Observamos con preocupación una disminución de la cobertura de vacunas a nivel mundial, lo que ha llevado a la reaparición o aumento de enfermedades que estaban controladas y que podemos volver a controlar si se recuperan las coberturas necesarias. Esta situación es alertada tanto desde los ministerios de Salud de muchos países, como desde organizaciones transversales como la OMS y la UNICEF, entre otras. En efecto, la UNICEF alertó recientemente que “por primera vez en 30 años, estamos asistiendo al mayor retroceso continuado de la vacunación infantil”.
La pandemia del Covid-19 no ha terminado y no tiene fecha de expiración. Sin embargo, desde médicos y científicos a ciudadanos de a pie, sabemos que no tiene las condiciones de gravedad iniciales, que nos llevó a extensas cuarentenas y duras medidas de cuidado. También sabemos que el presente no hubiera sido tal, sin la vacunación, un tema que sigue escalando en la discusión pública y que resulta clave para abordar en los equipos de salud.
Sin lugar a dudas, las vacunas han sido y son una de las medidas de Salud Pública más relevantes, debido a su efectividad y seguridad. Su uso masivo ha permitido prevenir enfermedades, secuelas graves y muertes, tanto en niños -donde se observa el mayor impacto-, como en adultos de todas las edades. Enfermedades que generaban grandes epidemias en el pasado han dejado de ser una amenaza gracias a las inmunizaciones: Viruela, Sarampión, Poliomelitis, Hepatitis B, Meningitis Meningocócica, por nombrar algunas. La evidencia es incontrarrestable.
Las vacunas actúan tanto a nivel individual como a nivel poblacional; protegen a quien recibe la inmunización y -si se alcanza una cobertura poblacional suficiente- resguardan también a la población susceptible, al crear una “barrera” en la transmisión del agente infeccioso. Esta es la llamada “inmunidad del grupo” o “inmunidad colectiva” (“herd immunity”): mientras menos individuos vacunados haya, la barrera se debilita y, por tanto, las posibilidades de contagio aumentan.
La seguridad de las vacunas también ha sido evaluada y demostrada por múltiples estudios. Sabemos que, como en todo medicamento o intervención sanitaria, siempre existe un riesgo de efectos secundarios, pero la aparición de eventos serios es muy baja y el riesgo de la enfermedad es mucho mayor. Si lo ponemos en una balanza, los beneficios de prevenir enfermedades al recibir una vacuna son mucho mayores que sus posibles efectos secundarios. Además, las vacunas son los productos farmacéuticos a los que se les exigen los estándares de seguridad más altos.
Pese a todo lo anterior, observamos con preocupación una disminución de la cobertura de vacunas a nivel mundial, lo que ha llevado a la reaparición o aumento de enfermedades que estaban controladas y que podemos volver a controlar si se recuperan las coberturas necesarias. Esta situación es alertada tanto desde los ministerios de Salud de muchos países, como desde organizaciones transversales como la OMS y la UNICEF, entre otras.
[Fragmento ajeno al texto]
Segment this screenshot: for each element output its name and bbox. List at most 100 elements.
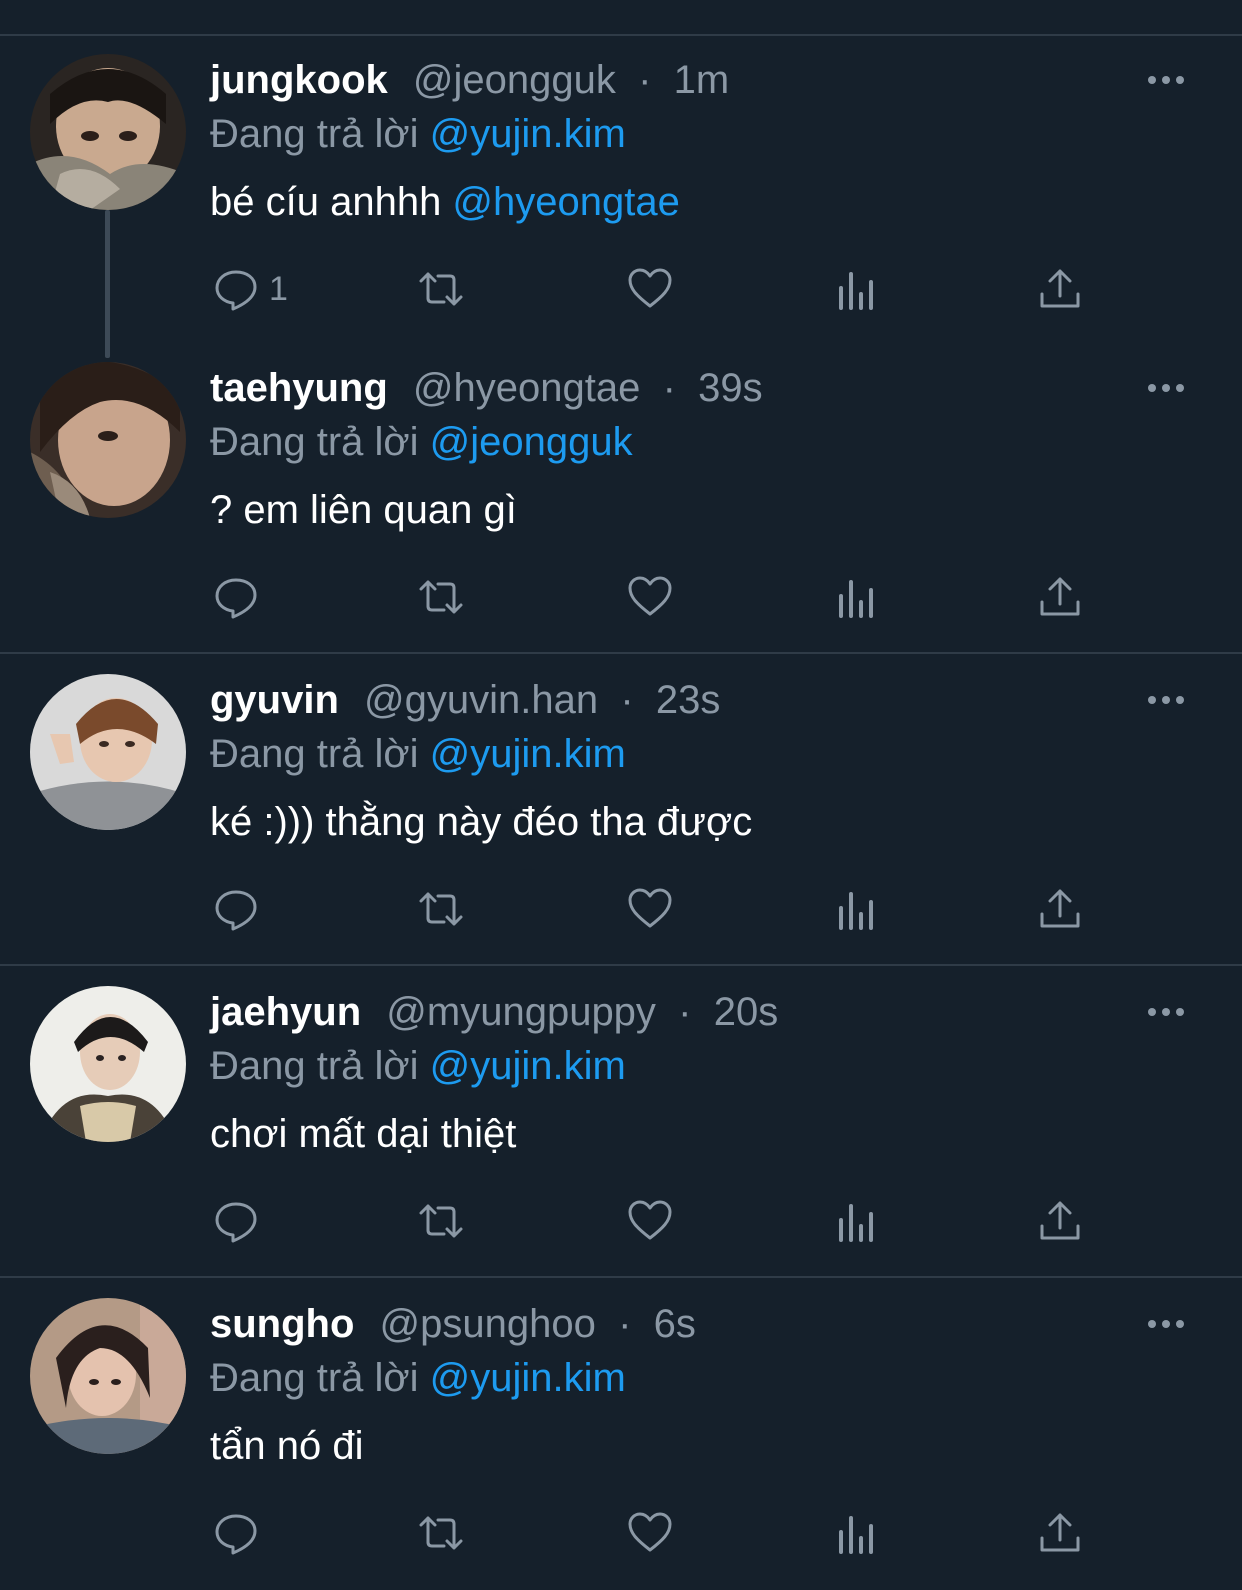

En efecto, la UNICEF alertó recientemente que “por primera vez en 30 años, estamos asistiendo al mayor retroceso continuado de la vacunación infantil”.
Esta disminución obedece a múltiples factores, incluyendo condiciones económicas de los países y los efectos de la pandemia de Covid-19, pero quisiera centrarme en el rol de la desinformación y falsas creencias respecto de la necesidad y seguridad de las vacunas, alimentadas por algunos grupos e incrementadas en redes sociales.
El rol de los especialistas en salud como agentes de información a sus pacientes es clave para seguir previniendo enfermedades, secuelas y muertes, impulsando la adecuada cobertura de las vacunas incluidas en los programas nacionales y las vacunas recomendadas para grupos de riesgo, sin olvidar tampoco las vacunas del viajero, tan necesarias en nuestro mundo globalizado. Así, ayudaremos a las personas a contrarrestar la desinformación y tener vidas más largas, sanas y felices.